The highest level of MeHg contamination was in the most remote national park of the study, Voyageurs National Park.  The MeHg levels in dragonflies from lentic (still water) systems positively correlate to the amount of MeHg in predatory fish as the concentrations bioaccumulate up the food chain (Figure from Haro 2013).

Riverine food webs in watersheds dominated by forested wetlands are also extremely vulnerable to the effects of methylation contamination.  My questions are, what about the methylation process in riverine ecosystems?  How do landscape changes and different land use practices in these watersheds influence the methylation process?  I decided to look at this in the Black River Watershed of west-central Wisconsin.

There is a gradient of land use in the Black River Watershed ranging from the dystrophic (acidic, low oxygen) peat-lands and abundant cranberry operations in the north-central part of the state to gently rolling agriculture influenced streams in La Crosse county where it empties to the Mississippi River.  Because of the differences in topography and land use, it is important to look at how these differences impact the methylation potential for sulfur-reducing bacteria as this could contribute to the bioaccumulation of MeHg in larger game fish that local fisherman catch and consume from the Black River.

Using larval dragonflies as biosentinels, I have collected a wide range of species in the Black River Watershed of Wisconsin.  In particular, the larvae in the clubtail family (Gomphidae) and spiketail family (Cordulegastridae) burrow into sandy substrates, which is also just below the water-sediment interface where anaerobic sulfur-reducing bacteria convert inorganic Hg into organic MeHg.  Because of their habitat, large body size and relatively sedentary behavior, they are the biosentinel to use for detection of methylmercury.  These mercury concentrations can then be extrapolated for game fish that eat these critters to inform us of the levels we may be consuming in local fish.

In the Black River watershed there is a clear gradient in Hg levels from higher concentrations in the northern peat-lands to lower concentrations in the southeastern trout streams.

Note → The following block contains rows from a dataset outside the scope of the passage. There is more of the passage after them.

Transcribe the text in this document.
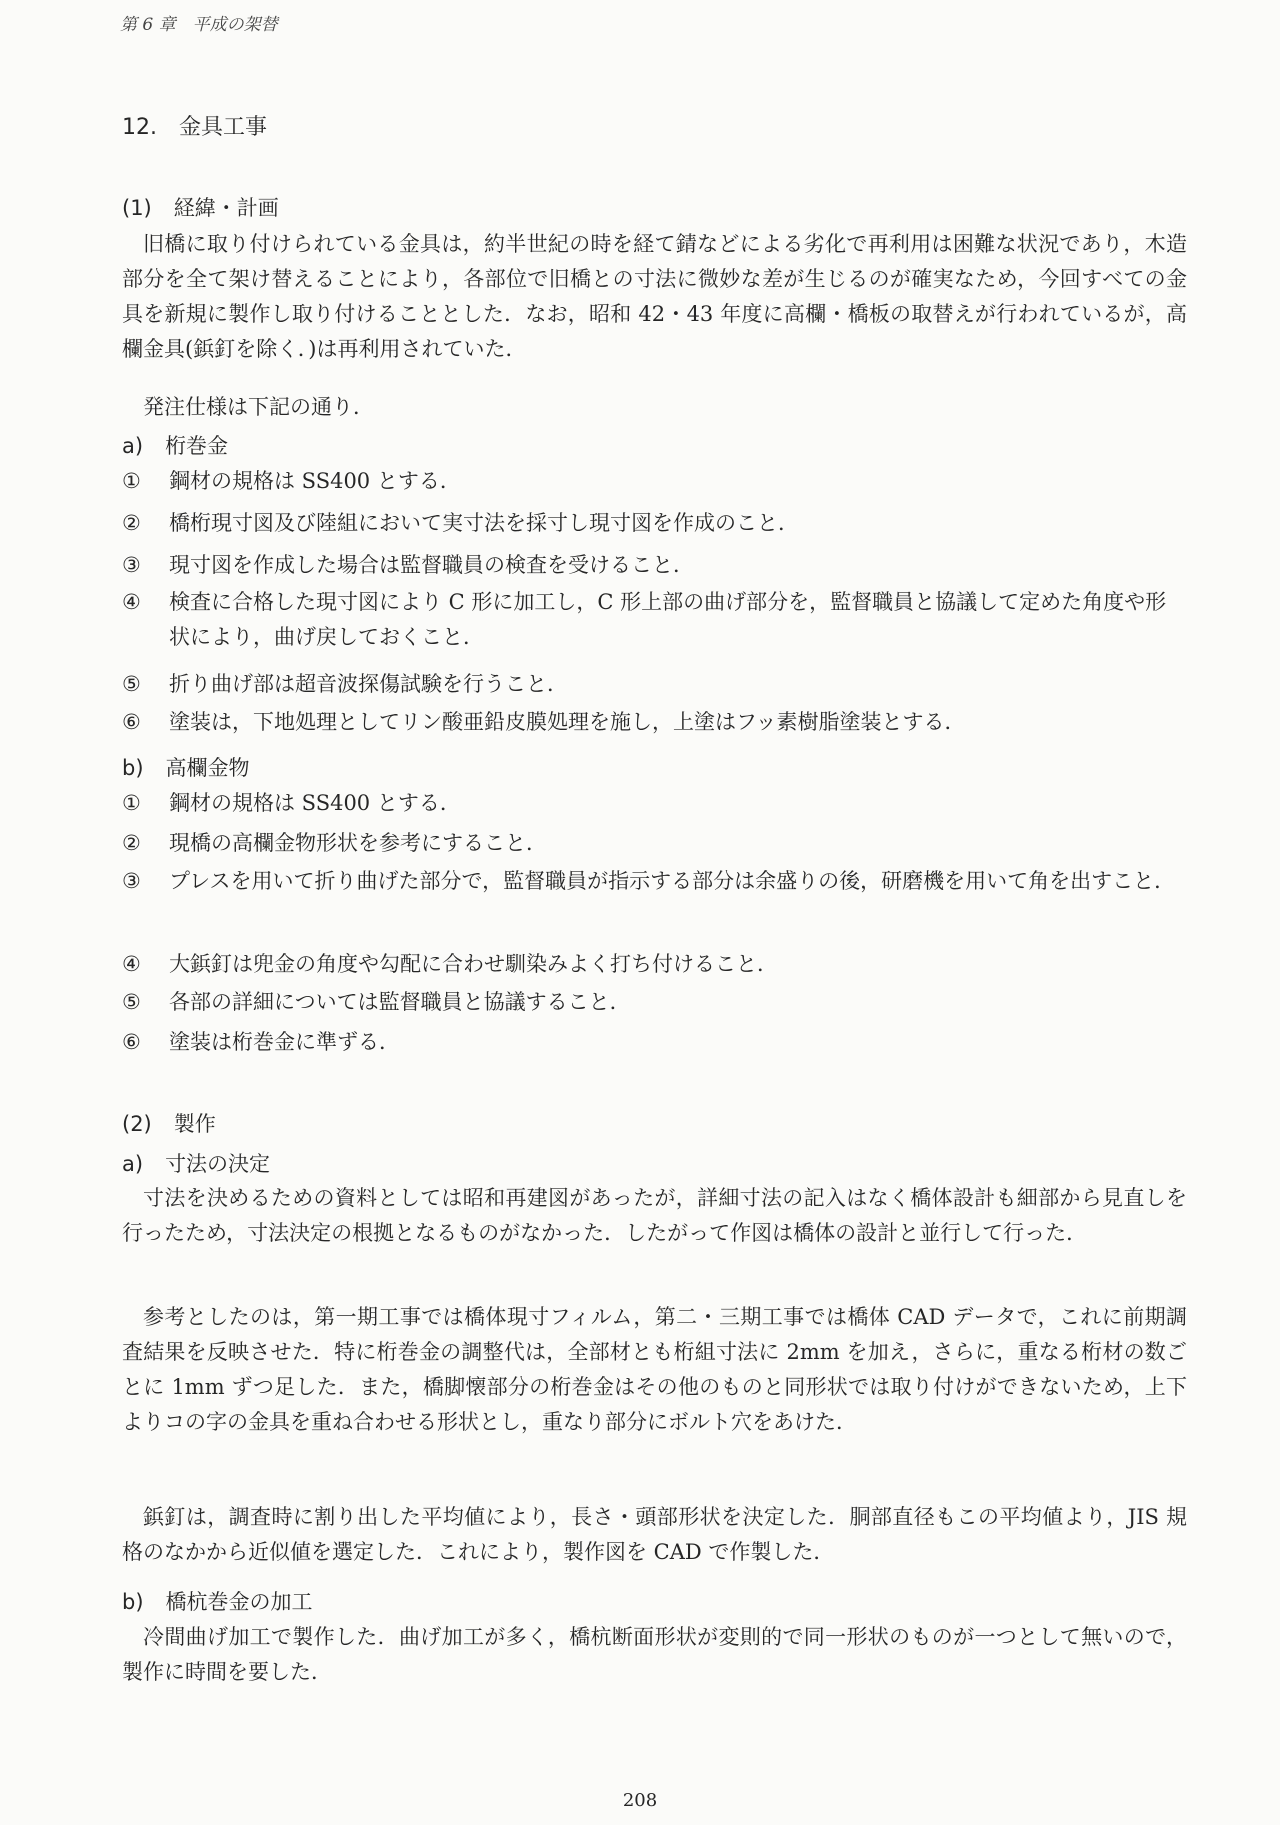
第 6 章　平成の架替
12. 金具工事
(1) 経緯・計画
旧橋に取り付けられている金具は，約半世紀の時を経て錆などによる劣化で再利用は困難な状況であり，木造部分を全て架け替えることにより，各部位で旧橋との寸法に微妙な差が生じるのが確実なため，今回すべての金具を新規に製作し取り付けることとした．なお，昭和 42・43 年度に高欄・橋板の取替えが行われているが，高欄金具(鋲釘を除く．)は再利用されていた．
発注仕様は下記の通り．
a) 桁巻金
①	鋼材の規格は SS400 とする．
②	橋桁現寸図及び陸組において実寸法を採寸し現寸図を作成のこと．
③	現寸図を作成した場合は監督職員の検査を受けること．
④	検査に合格した現寸図により C 形に加工し，C 形上部の曲げ部分を，監督職員と協議して定めた角度や形状により，曲げ戻しておくこと．
⑤	折り曲げ部は超音波探傷試験を行うこと．
⑥	塗装は，下地処理としてリン酸亜鉛皮膜処理を施し，上塗はフッ素樹脂塗装とする．
b) 高欄金物
①	鋼材の規格は SS400 とする．
②	現橋の高欄金物形状を参考にすること．
③	プレスを用いて折り曲げた部分で，監督職員が指示する部分は余盛りの後，研磨機を用いて角を出すこと．
④	大鋲釘は兜金の角度や勾配に合わせ馴染みよく打ち付けること．
⑤	各部の詳細については監督職員と協議すること．
⑥	塗装は桁巻金に準ずる．
(2) 製作
a) 寸法の決定
寸法を決めるための資料としては昭和再建図があったが，詳細寸法の記入はなく橋体設計も細部から見直しを行ったため，寸法決定の根拠となるものがなかった．したがって作図は橋体の設計と並行して行った．
参考としたのは，第一期工事では橋体現寸フィルム，第二・三期工事では橋体 CAD データで，これに前期調査結果を反映させた．特に桁巻金の調整代は，全部材とも桁組寸法に 2mm を加え，さらに，重なる桁材の数ごとに 1mm ずつ足した．また，橋脚懐部分の桁巻金はその他のものと同形状では取り付けができないため，上下よりコの字の金具を重ね合わせる形状とし，重なり部分にボルト穴をあけた．
鋲釘は，調査時に割り出した平均値により，長さ・頭部形状を決定した．胴部直径もこの平均値より，JIS 規格のなかから近似値を選定した．これにより，製作図を CAD で作製した．
b) 橋杭巻金の加工
冷間曲げ加工で製作した．曲げ加工が多く，橋杭断面形状が変則的で同一形状のものが一つとして無いので，製作に時間を要した．
208
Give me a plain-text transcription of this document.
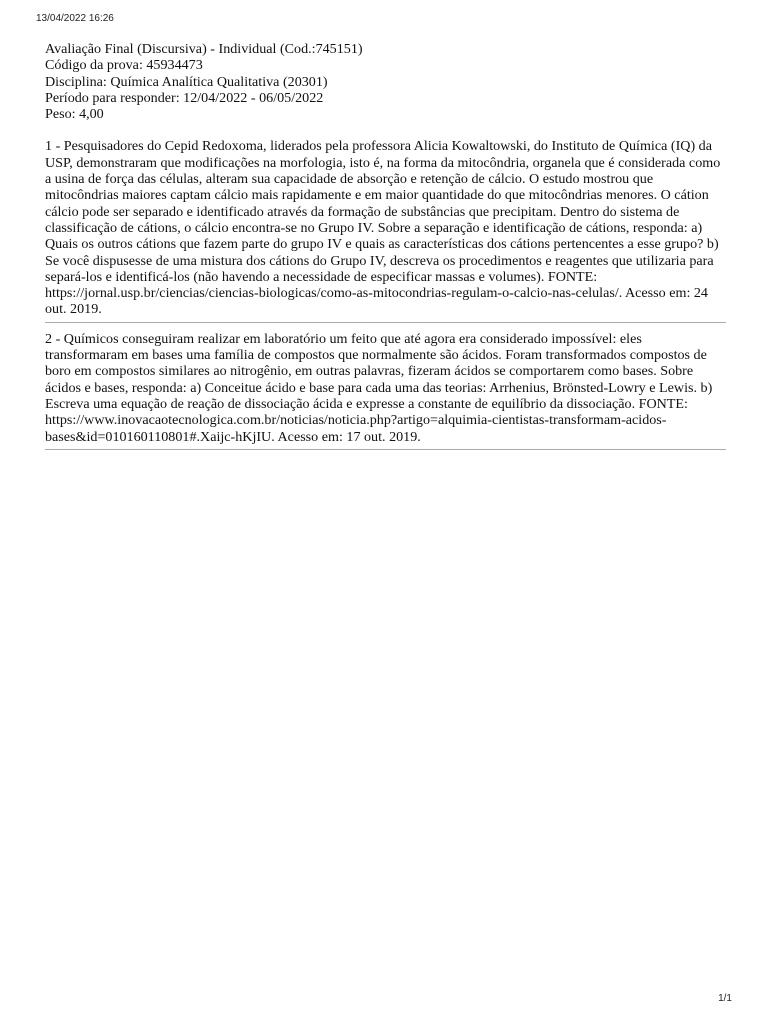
13/04/2022 16:26
Avaliação Final (Discursiva) - Individual (Cod.:745151)
Código da prova: 45934473
Disciplina: Química Analítica Qualitativa (20301)
Período para responder: 12/04/2022 - 06/05/2022
Peso: 4,00
1 - Pesquisadores do Cepid Redoxoma, liderados pela professora Alicia Kowaltowski, do Instituto de Química (IQ) da USP, demonstraram que modificações na morfologia, isto é, na forma da mitocôndria, organela que é considerada como a usina de força das células, alteram sua capacidade de absorção e retenção de cálcio. O estudo mostrou que mitocôndrias maiores captam cálcio mais rapidamente e em maior quantidade do que mitocôndrias menores. O cátion cálcio pode ser separado e identificado através da formação de substâncias que precipitam. Dentro do sistema de classificação de cátions, o cálcio encontra-se no Grupo IV. Sobre a separação e identificação de cátions, responda: a) Quais os outros cátions que fazem parte do grupo IV e quais as características dos cátions pertencentes a esse grupo? b) Se você dispusesse de uma mistura dos cátions do Grupo IV, descreva os procedimentos e reagentes que utilizaria para separá-los e identificá-los (não havendo a necessidade de especificar massas e volumes). FONTE: https://jornal.usp.br/ciencias/ciencias-biologicas/como-as-mitocondrias-regulam-o-calcio-nas-celulas/. Acesso em: 24 out. 2019.
2 - Químicos conseguiram realizar em laboratório um feito que até agora era considerado impossível: eles transformaram em bases uma família de compostos que normalmente são ácidos. Foram transformados compostos de boro em compostos similares ao nitrogênio, em outras palavras, fizeram ácidos se comportarem como bases. Sobre ácidos e bases, responda: a) Conceitue ácido e base para cada uma das teorias: Arrhenius, Brönsted-Lowry e Lewis. b) Escreva uma equação de reação de dissociação ácida e expresse a constante de equilíbrio da dissociação. FONTE: https://www.inovacaotecnologica.com.br/noticias/noticia.php?artigo=alquimia-cientistas-transformam-acidos-bases&id=010160110801#.Xaijc-hKjIU. Acesso em: 17 out. 2019.
1/1
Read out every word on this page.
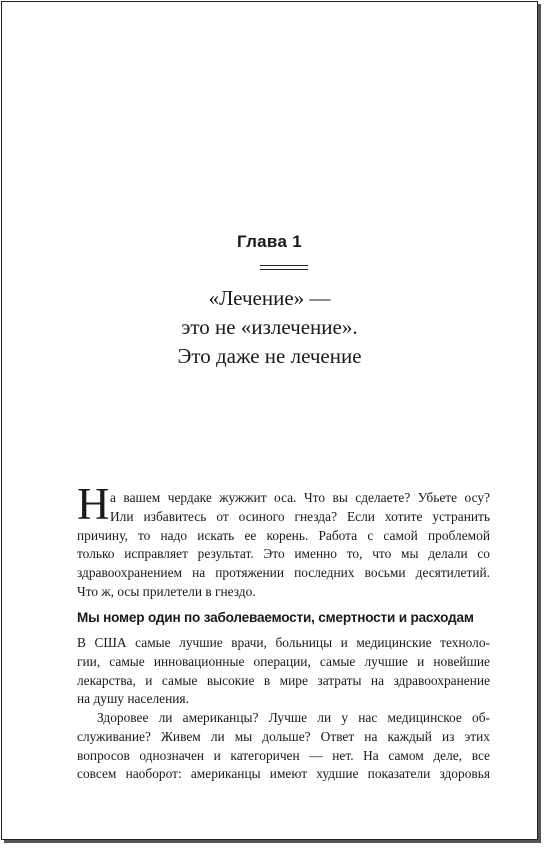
Глава 1
«Лечение» —
это не «излечение».
Это даже не лечение
Н а вашем чердаке жужжит оса. Что вы сделаете? Убьете осу?
Или избавитесь от осиного гнезда? Если хотите устранить
причину, то надо искать ее корень. Работа с самой проблемой
только исправляет результат. Это именно то, что мы делали со
здравоохранением на протяжении последних восьми десятилетий.
Что ж, осы прилетели в гнездо.
Мы номер один по заболеваемости, смертности и расходам
В США самые лучшие врачи, больницы и медицинские техноло-
гии, самые инновационные операции, самые лучшие и новейшие
лекарства, и самые высокие в мире затраты на здравоохранение
на душу населения.
Здоровее ли американцы? Лучше ли у нас медицинское об-
служивание? Живем ли мы дольше? Ответ на каждый из этих
вопросов однозначен и категоричен — нет. На самом деле, все
совсем наоборот: американцы имеют худшие показатели здоровья
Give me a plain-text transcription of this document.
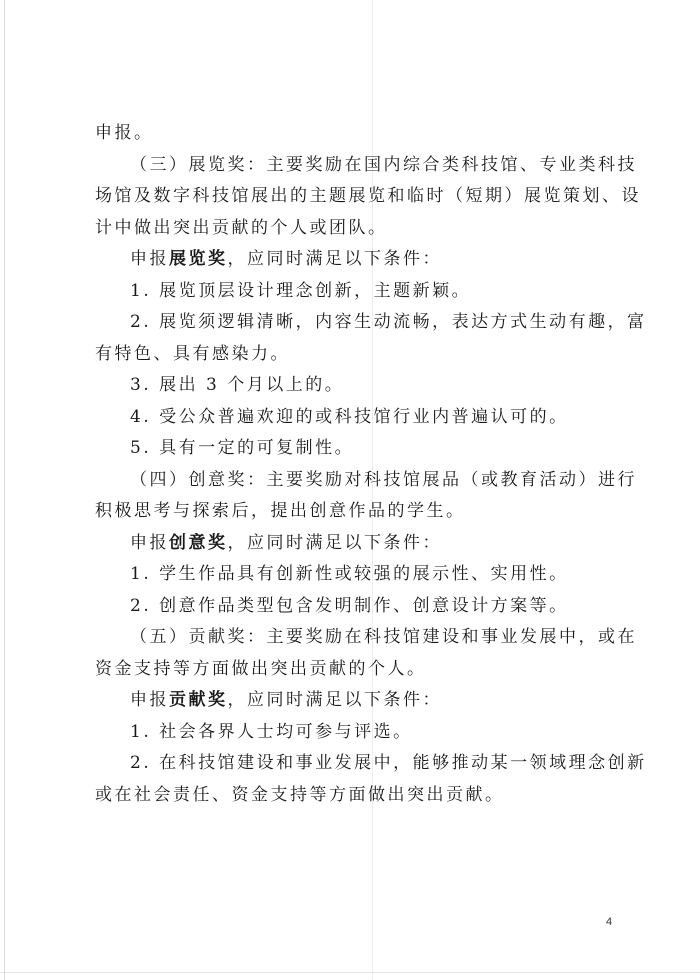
申报。

（三）展览奖：主要奖励在国内综合类科技馆、专业类科技

场馆及数字科技馆展出的主题展览和临时（短期）展览策划、设

计中做出突出贡献的个人或团队。

申报展览奖，应同时满足以下条件：

1. 展览顶层设计理念创新，主题新颖。

2. 展览须逻辑清晰，内容生动流畅，表达方式生动有趣，富

有特色、具有感染力。

3. 展出 3 个月以上的。

4. 受公众普遍欢迎的或科技馆行业内普遍认可的。

5. 具有一定的可复制性。

（四）创意奖：主要奖励对科技馆展品（或教育活动）进行

积极思考与探索后，提出创意作品的学生。

申报创意奖，应同时满足以下条件：

1. 学生作品具有创新性或较强的展示性、实用性。

2. 创意作品类型包含发明制作、创意设计方案等。

（五）贡献奖：主要奖励在科技馆建设和事业发展中，或在

资金支持等方面做出突出贡献的个人。

申报贡献奖，应同时满足以下条件：

1. 社会各界人士均可参与评选。

2. 在科技馆建设和事业发展中，能够推动某一领域理念创新

或在社会责任、资金支持等方面做出突出贡献。

4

For the Green-Striped Darner species, Aeshna verticalis, for example, the average Hg concentration in the north was 276 ng/g dry weight.  In lakes, when dragonflies contain these levels of Hg it correlates with predatory fish having Hg levels that exceed EPA limits.  The dominance of peatland in the northern region of the Black River watershed may explain why the larval Green Striped Darners possess higher Hg concentrations than similar larvae found in the southern part of the watershed. These northern peat-lands are also providing water downstream of the Black River and thus potentially transporting this MeHg (Branfireun 1999).

It is important to understand how mercury gets into our beloved water ecosystems and to have knowledge of areas that could be hot spots for methylation of mercury for human, organism, and environmental health.  Being able to identify these hot spots, resource managers can then better advise the fishing public through fish consumption advisories.